A few days ago I decided to try out two video editing programs: Pinnacle Studio Ultimate, and Corel Videostudio pro x3. They both were obnoxious to install, and I’m inclined that it was such because of my laptop. I would open the executable files, but I’d get no response for 10+ minutes. It tested my patience; I restarted my computer six times because I wasn’t sure if the executables were being opened. It’s embarrassing because I spent 6 hours trying to install one program.
At one point, I went to the bathroom while I let the program install. It was taking forever. In the bathroom, I thought to myself, “Maybe the trials are just trashy. Maybe I should just buy the program.” Of course, that’s stupid, but if I had the bank, I would have purchased a $99 program out of frustration.
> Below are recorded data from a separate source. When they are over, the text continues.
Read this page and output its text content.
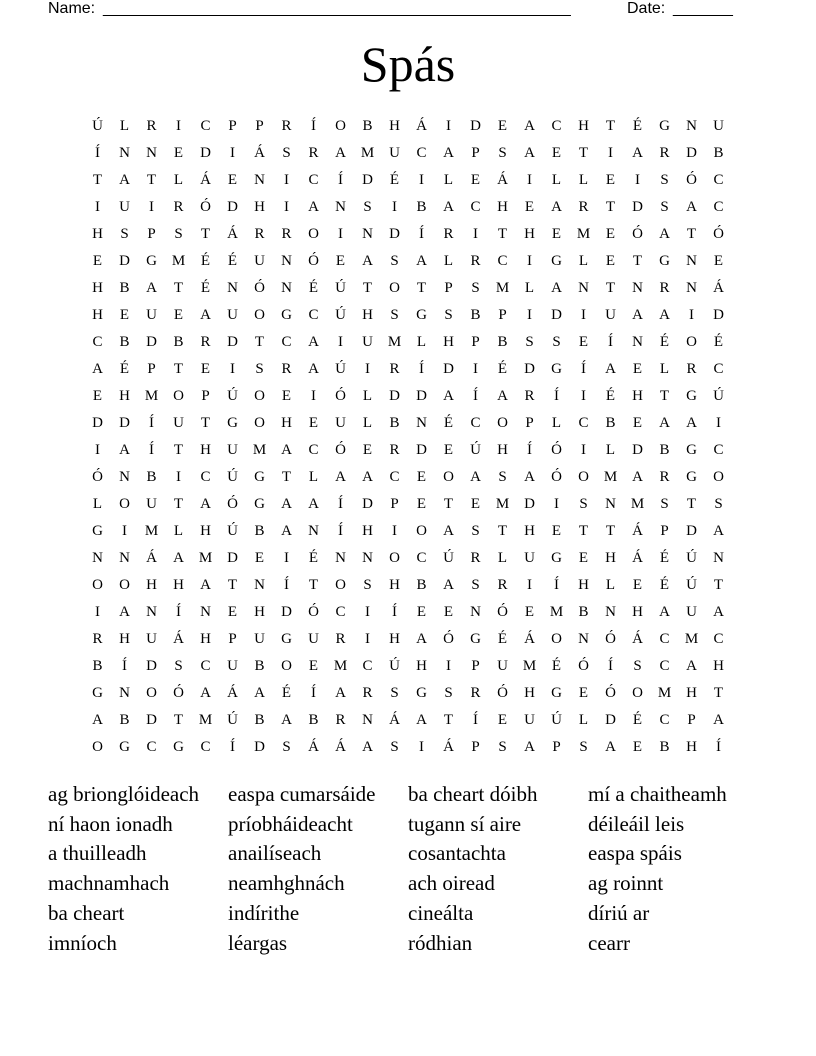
Name: _______________________________________________________	Date: _______
Spás
Ú	L	R	I	C	P	P	R	Í	O	B	H	Á	I	D	E	A	C	H	T	É	G	N	U
Í	N	N	E	D	I	Á	S	R	A M U	C	A	P	S	A	E	T	I	A	R	D	B
T	A	T	L	Á	E	N	I	C	Í	D	É	I	L	E	Á	I	L	L	E	I	S	Ó	C
I	U	I	R	Ó	D	H	I	A	N	S	I	B	A	C	H	E	A	R	T	D	S	A	C
H	S	P	S	T	Á	R	R	O	I	N	D	Í	R	I	T	H	E	M	E	Ó	A	T	Ó
E	D	G M	É	É	U	N	Ó	E	A	S	A	L	R	C	I	G	L	E	T	G	N	E
H	B	A	T	É	N	Ó	N	É	Ú	T	O	T	P	S	M	L	A	N	T	N	R	N	Á
H	E	U	E	A	U	O	G	C	Ú	H	S	G	S	B	P	I	D	I	U	A	A	I	D
C	B	D	B	R	D	T	C	A	I	U M	L	H	P	B	S	S	E	Í	N	É	O	É
A	É	P	T	E	I	S	R	A	Ú	I	R	Í	D	I	É	D	G	Í	A	E	L	R	C
E	H M O	P	Ú	O	E	I	Ó	L	D	D	A	Í	A	R	Í	I	É	H	T	G	Ú
D	D	Í	U	T	G	O	H	E	U	L	B	N	É	C	O	P	L	C	B	E	A	A	I
I	A	Í	T	H	U M A	C	Ó	E	R	D	E	Ú	H	Í	Ó	I	L	D	B	G	C
Ó	N	B	I	C	Ú	G	T	L	A	A	C	E	O	A	S	A	Ó	O M A	R	G	O
L	O	U	T	A	Ó	G	A	A	Í	D	P	E	T	E	M D	I	S	N M	S	T	S
G	I	M	L	H	Ú	B	A	N	Í	H	I	O	A	S	T	H	E	T	T	Á	P	D	A
N	N	Á	A M D	E	I	É	N	N	O	C	Ú	R	L	U	G	E	H	Á	É	Ú	N
O	O	H	H	A	T	N	Í	T	O	S	H	B	A	S	R	I	Í	H	L	E	É	Ú	T
I	A	N	Í	N	E	H	D	Ó	C	I	Í	E	E	N	Ó	E	M	B	N	H	A	U	A
R	H	U	Á	H	P	U	G	U	R	I	H	A	Ó	G	É	Á	O	N	Ó	Á	C	M	C
B	Í	D	S	C	U	B	O	E	M	C	Ú	H	I	P	U M	É	Ó	Í	S	C	A	H
G	N	O	Ó	A	Á	A	É	Í	A	R	S	G	S	R	Ó	H	G	E	Ó	O M H	T
A	B	D	T	M Ú	B	A	B	R	N	Á	A	T	Í	E	U	Ú	L	D	É	C	P	A
O	G	C	G	C	Í	D	S	Á	Á	A	S	I	Á	P	S	A	P	S	A	E	B	H	Í
ag brionglóideach	easpa cumarsáide	ba cheart dóibh	mí a chaitheamh
ní haon ionadh	príobháideacht	tugann sí aire	déileáil leis
a thuilleadh	anailíseach	cosantachta	easpa spáis
machnamhach	neamhghnách	ach oiread	ag roinnt
ba cheart	indírithe	cineálta	díriú ar
imníoch	léargas	ródhian	cearr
I think that’s what a lot of rich people do, and it’s really easy to see why. If you can (possibly) bypass the frustration with money, and money isn’t an issue, you’ll most likely pay up. I know I would have with the video editing program, and, beyond that, a new and faster laptop.
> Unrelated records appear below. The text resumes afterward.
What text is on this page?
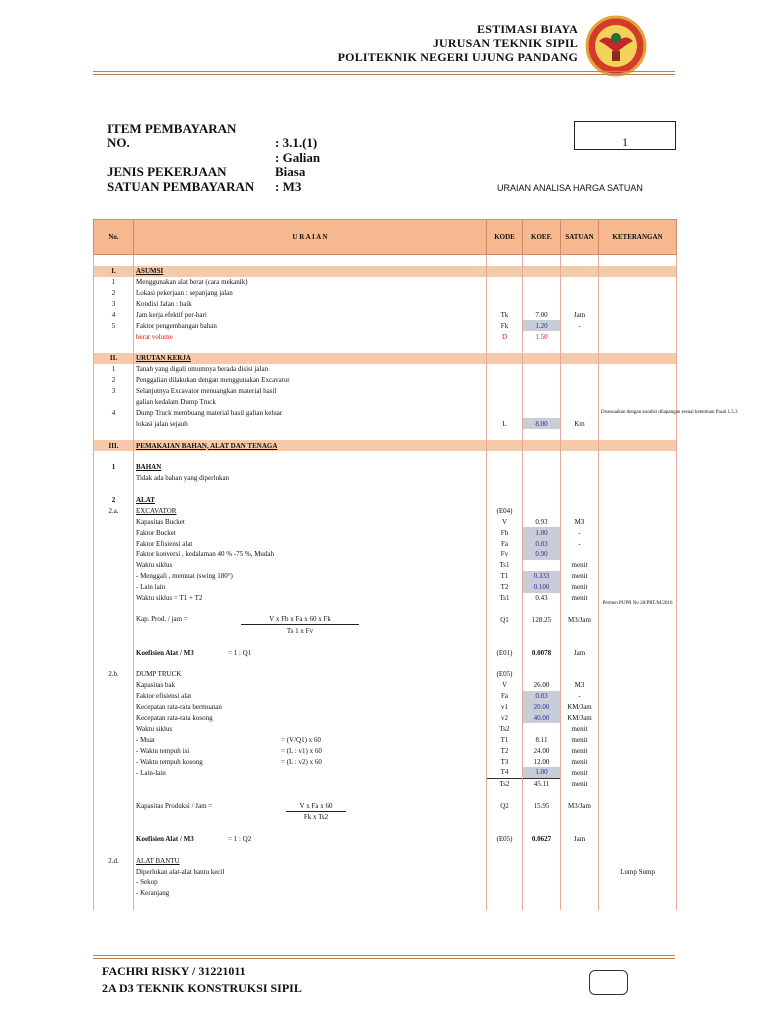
ESTIMASI BIAYA
JURUSAN TEKNIK SIPIL
POLITEKNIK NEGERI UJUNG PANDANG
ITEM PEMBAYARAN
NO.	: 3.1.(1)
: Galian
JENIS PEKERJAAN	Biasa
SATUAN PEMBAYARAN : M3
1
URAIAN ANALISA HARGA SATUAN
No.	U R A I A N	KODE	KOEF.	SATUAN	KETERANGAN

I.	ASUMSI				
1	Menggunakan alat berat (cara mekanik)				
2	Lokasi pekerjaan : sepanjang jalan				
3	Kondisi Jalan : baik				
4	Jam kerja efektif per-hari	Tk	7.00	Jam	
5	Faktor pengembangan bahan	Fk	1.20	-	
	berat volume	D	1.50		

II.	URUTAN KERJA				
1	Tanah yang digali umumnya berada disisi jalan				
2	Penggalian dilakukan dengan menggunakan Excavator				
3	Selanjutnya Excavator menuangkan material hasil				
	galian kedalam Dump Truck				Disesuaikan dengan kondisi dilapangan sesuai ketentuan Pasal 1.5.3
4	Dump Truck membuang material hasil galian keluar				
	lokasi jalan sejauh	L	8.00	Km	

III.	PEMAKAIAN BAHAN, ALAT DAN TENAGA				

1	BAHAN				
	Tidak ada bahan yang diperlukan				

2	ALAT				
2.a.	EXCAVATOR	(E04)			
	Kapasitas Bucket	V	0.93	M3	
	Faktor Bucket	Fb	1.00	-	
	Faktor Efisiensi alat	Fa	0.83	-	
	Faktor konversi , kedalaman 40 % -75 %, Mudah	Fv	0.90		
	Waktu siklus	Ts1		menit	
	- Menggali , memuat (swing 180°)	T1	0.333	menit	
	- Lain lain	T2	0.100	menit	
	Waktu siklus = T1 + T2	Ts1	0.43	menit	Permen PUPR No 28/PRT/M/2016

	Kap. Prod. / jam = V x Fb x Fa x 60 x Fk	Q1	128.25	M3/Jam	
	Ts 1 x Fv				

	Koefisien Alat / M3 = 1 : Q1	(E01)	0.0078	Jam	

2.b.	DUMP TRUCK	(E05)			
	Kapasitas bak	V	26.00	M3	
	Faktor efisiensi alat	Fa	0.83	-	
	Kecepatan rata-rata bermuatan	v1	20.00	KM/Jam	
	Kecepatan rata-rata kosong	v2	40.00	KM/Jam	
	Waktu siklus	Ts2		menit	
	- Muat = (V/Q1) x 60	T1	8.11	menit	
	- Waktu tempuh isi = (L : v1) x 60	T2	24.00	menit	
	- Waktu tempuh kosong = (L : v2) x 60	T3	12.00	menit	
	- Lain-lain	T4	1.00	menit	
		Ts2	45.11	menit	

	Kapasitas Produksi / Jam = V x Fa x 60	Q2	15.95	M3/Jam	
	Fk x Ts2				

	Koefisien Alat / M3 = 1 : Q2	(E05)	0.0627	Jam	

2.d.	ALAT BANTU				
	Diperlukan alat-alat bantu kecil				Lump Sump
	- Sekop				
	- Keranjang				

FACHRI RISKY / 31221011
2A D3 TEKNIK KONSTRUKSI SIPIL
When you have to be resourceful with your money, you are forced to be more careful. With the video editing programs, I’m forced to test them and run them. With the laptops, I’m forced to research them and read reviews. With new clothes, I’m forced to decide whether suspenders and a new cardigan are really necessary at that time (and whether I can find them at a cheaper price without compromising the look).
Maybe you are more diligent with your income. If so, you are a rarity, and I envy you. If I ever become rich, I’d like to safeguard myself from these situations. I’d like myself to donate a greater portion of my income to charity, church, and other humanitarian services. I’ve read about living a reverse-tithing lifestyle (living off of 10% of your income, and donating the rest), and I find that very attractive. I don’t want to be a slave to money, materialism, and consumerism because if I had the bank, I’d be buying Michael Jackson memorabilia like whoa.